Earthquakes –they’re all the same, right? Well, the answer to that is more like a politician’s reply than a scientist’s… it’s yes, and it’s no. Earthquakes are complicated things, caused by the earth’s tectonic plates moving in different ways and the shaking they produce is affected in different ways by local geology. We recently received a question, “Why do some earthquakes feel different? Some seem to shake side-to-side, and some seem to almost roll. What causes that?”
Let’s have a look at how these different types of quakes work.
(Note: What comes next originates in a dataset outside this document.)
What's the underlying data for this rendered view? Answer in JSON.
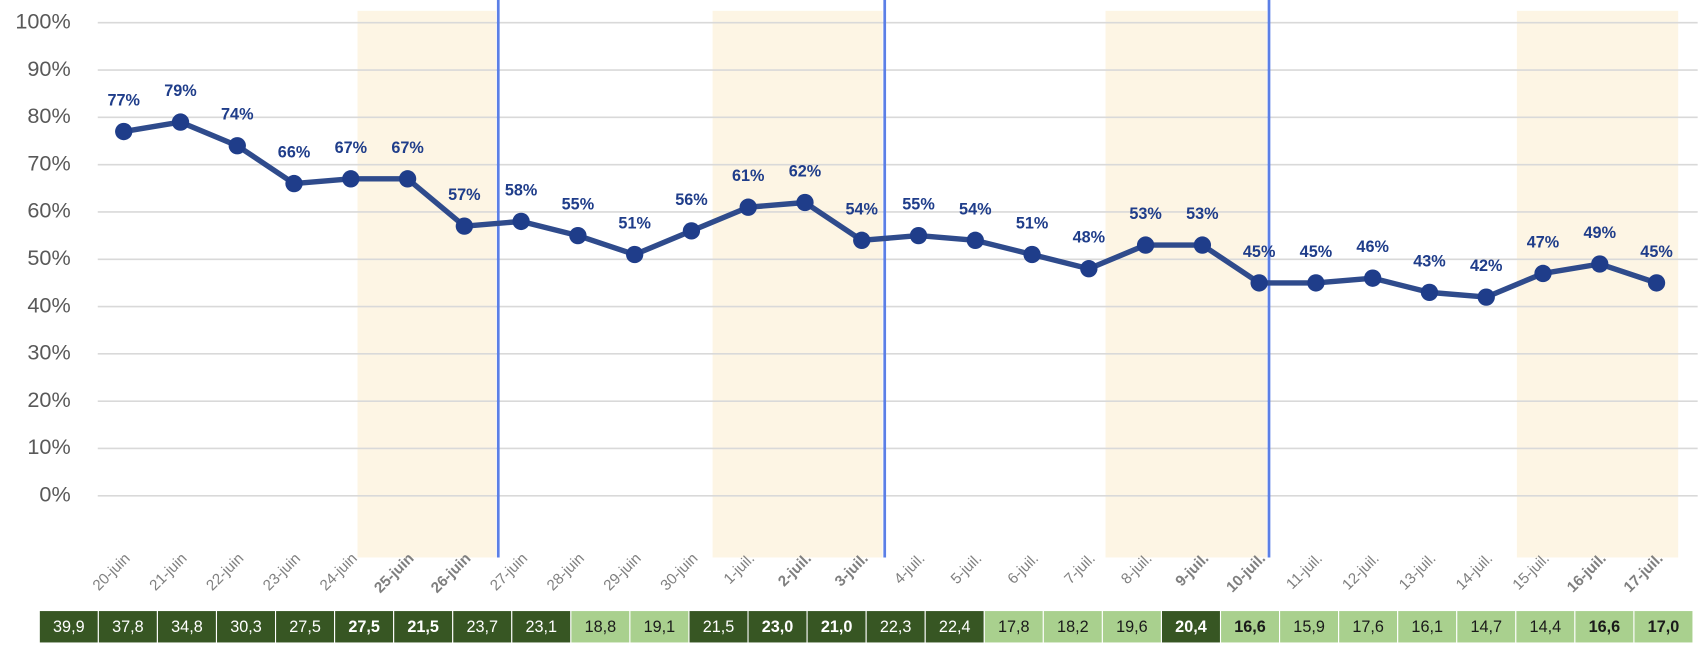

Plate Movement Causes Earthquakes
It’s simplest to describe three types of movement which cause earthquakes. Some occur where plates move past one another and the movement is lateral. Sometimes the plates move apart and parts of the earth drop down: this is known as normal faulting. Where plates move together, and a plate or part of a plate is forced upwards, it’s called reverse faulting.
Body Waves and Surface Waves
Despite their varying origins, all earthquakes generate two main types of seismic waves – surface waves, which, as their name suggests, travel along the surface of the earth, and body waves, which travel through the earth itself. These waves generate different types of shaking and various factors affect how they are felt on the surface.
Let’s take body waves first. There are two types: ‘P’ waves, which have compressional motion (backwards and forwards) in the same direction as the wave motion: and ‘S’ waves in which there is shear motion (i.e. movement at right angles, vertically or horizontally or a combination, to the wave motion). Of these, ‘P’ waves are faster-moving.
Surface waves also come in two types – Love waves, which also involve shear movement though only in the horizontal plane; and Rayleigh waves, which are more like ocean waves and which generate a rolling motion. It is the surface waves which are responsible for most earthquake damage.